Pyramid training is highly effective, challenging and can be tons of fun! When pyramid training you focus on completing certain amount of reps and recording how long it takes you to complete the circuit. In this anywhere pyramid workout you will be moving from one exercise to the next quickly, with little to no rest in between, so there is no need to then do additional cardiovascular exercise.
The anywhere pyramid workout can be done just as the name implies, anywhere. There is no equipment needed. Get ready to get sweaty!
THE WORKOUT
Complete the entire circuit as listed below by doing 4 reps for each exercise. Go back and repeat the circuit but now do 6 reps. You will continue adjusting the rep amounts as listed below until you finish with 4 reps. Set a timer and go as fast as you can.
UP DOWNS
- Start in the top of a push up position.
- Jump your feet in, bringing your knees to your chest and keep your hands on the floor.
- Come to standing and jump into the air, raising your arms overhead
- Return to a squat with hands to floor and then jump your feet back plank.
- Modification: Instead of jumping to and from your hands step up instead.
SHOULDER PUSHUPS
- Start standing with your feet hip-width apart. Fold your body forward from your hips until you can reach both hands flat on the floor in front of your feet.
- Walk your hands out and away from your legs until your body is in an upside-down ‘V’ position, pressing your chest back towards your thighs.
- Bend both elbows and bring the top of your head closer to the mat (be sure to keep your chin into your chest so you don’t strain your neck). Then, press away from the floor and straighten your arms.
STANDING KNEE TUCK
- Stand with feet together. Lift left leg straight back, hinging forward at hips, reaching hands forward by ears; keep hips level and body straight from hands to heel.
- Using your core, draw left knee in to chest, bending elbows to pull arms down to knee; return to previous position.

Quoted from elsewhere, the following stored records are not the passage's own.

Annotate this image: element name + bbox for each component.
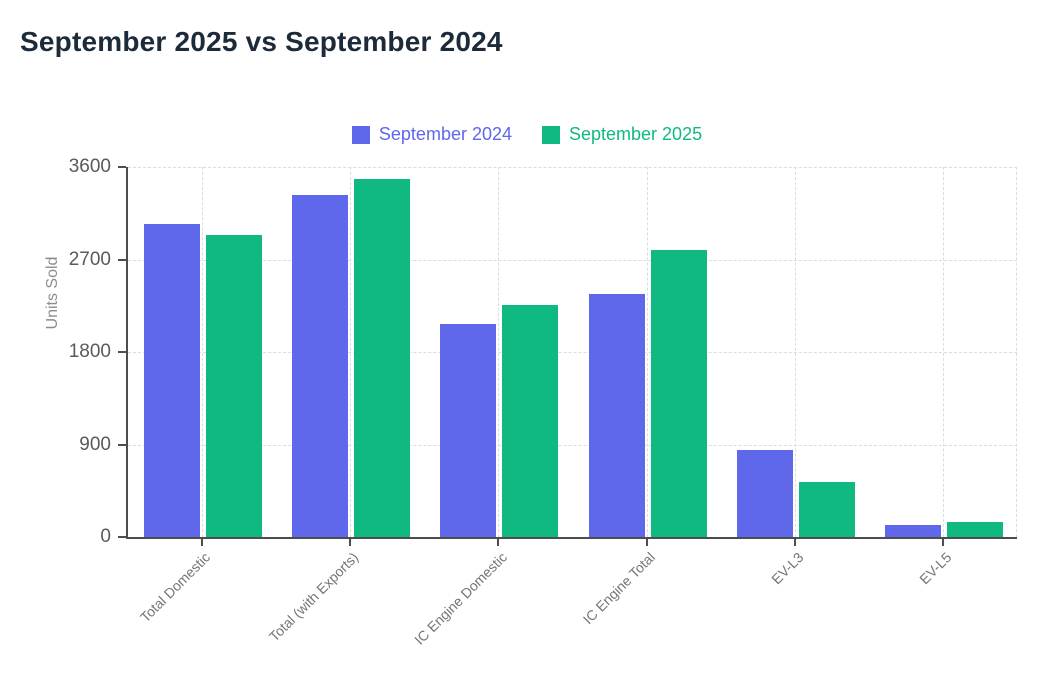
x-tick-mark-0: [201, 539, 204, 546]
bar-september-2024-ev-l5[interactable]: [884, 525, 941, 537]
legend-swatch-september-2024-icon: [351, 125, 370, 144]
x-tick-mark-5: [941, 539, 944, 546]
x-gridline-5: [942, 167, 944, 537]
x-tick-label: Total (with Exports): [266, 549, 362, 645]
x-tick-label: IC Engine Domestic: [410, 549, 510, 648]
chart-title: September 2025 vs September 2024: [20, 26, 503, 57]
y-tick-label-3600: 3600: [68, 156, 111, 177]
x-tick-mark-4: [793, 539, 796, 546]
y-tick-label-2700: 2700: [68, 248, 111, 270]
y-tick-mark-3600: [118, 166, 126, 168]
bar-september-2025-total-domestic[interactable]: [206, 234, 263, 537]
y-gridline-1800: [128, 352, 1017, 353]
x-gridline-4: [794, 167, 796, 537]
bar-september-2024-ev-l3[interactable]: [736, 450, 793, 537]
x-tick-label: IC Engine Total: [579, 549, 658, 628]
bar-september-2024-ic-engine-domestic[interactable]: [440, 324, 497, 537]
legend-item-september-2025[interactable]: September 2025: [542, 124, 702, 145]
plot-right-gridline: [1016, 167, 1017, 537]
y-axis-title: Units Sold: [44, 256, 61, 330]
legend: September 2024 September 2025: [0, 124, 1054, 145]
plot-area: 0 900 1800 2700 3600 Total Domestic Total (wit…: [69, 156, 1017, 648]
bar-september-2025-ic-engine-total[interactable]: [650, 249, 707, 537]
legend-swatch-september-2025-icon: [542, 125, 560, 144]
y-tick-mark-900: [118, 443, 126, 446]
x-gridline-1: [350, 167, 352, 537]
y-tick-label-0: 0: [100, 526, 111, 547]
bar-september-2024-total-with-exports-[interactable]: [292, 194, 349, 537]
bar-september-2025-ev-l3[interactable]: [798, 481, 855, 537]
y-tick-label-900: 900: [79, 433, 111, 455]
x-gridline-3: [646, 167, 648, 537]
x-gridline-0: [202, 167, 204, 537]
y-gridline-900: [128, 444, 1017, 446]
x-tick-mark-2: [497, 539, 500, 546]
legend-item-september-2024[interactable]: September 2024: [351, 124, 512, 145]
x-tick-mark-1: [349, 539, 352, 546]
legend-label-september-2025: September 2025: [569, 124, 703, 144]
x-tick-label: EV-L3: [767, 549, 807, 588]
y-gridline-3600: [128, 167, 1017, 168]
x-tick-mark-3: [645, 539, 648, 546]
bar-september-2024-total-domestic[interactable]: [144, 223, 201, 537]
y-tick-label-1800: 1800: [68, 341, 111, 362]
bar-september-2025-ev-l5[interactable]: [946, 521, 1003, 537]
y-tick-mark-2700: [118, 258, 126, 261]
x-tick-label: Total Domestic: [137, 549, 214, 626]
bar-september-2024-ic-engine-total[interactable]: [588, 294, 645, 537]
y-tick-mark-1800: [118, 351, 126, 353]
x-tick-label: EV-L5: [915, 549, 955, 588]
y-gridline-2700: [128, 259, 1017, 261]
legend-label-september-2024: September 2024: [378, 124, 512, 144]
bar-september-2025-ic-engine-domestic[interactable]: [502, 304, 559, 537]
y-tick-mark-0: [118, 536, 126, 538]
x-gridline-2: [498, 167, 500, 537]
bar-september-2025-total-with-exports-[interactable]: [354, 179, 411, 537]
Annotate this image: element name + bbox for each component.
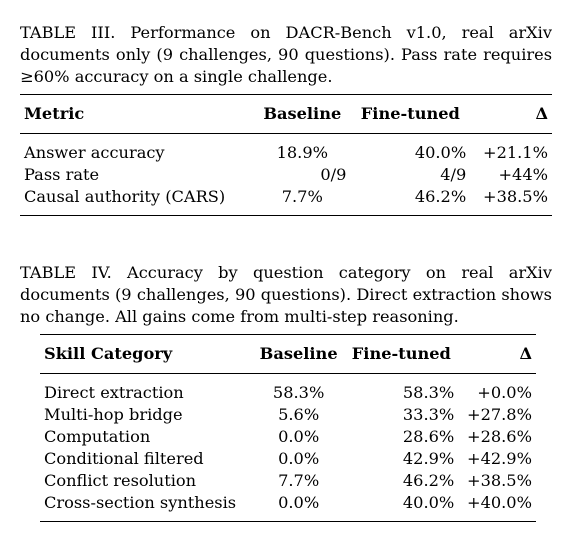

- Modification: Hold onto the back of a chair.
PLANK JACKS
- Start in plank postion.
- Jump your feet out wide to the sides.
- Jump your feet back in together.
- Continue jumping your feet out wide and back in.
- Modification: Instead of jumping your feet out wide, step one foot at a time out wide.
KILLER LEG CIRCLES
- Start on your back. Reach your arms over your head and lift your shoulders off the mat. Engage your core and pull belly button into spine.
- Place left foot on mat with ankle stacked under knee and extend right leg straight up in the air.
- Make small circles with your right leg.
- Make it harder: Extend left leg 1 inch off the floor and leave it hovering for the duration of your leg circles.
Let me know if you try this. Happy Sweating!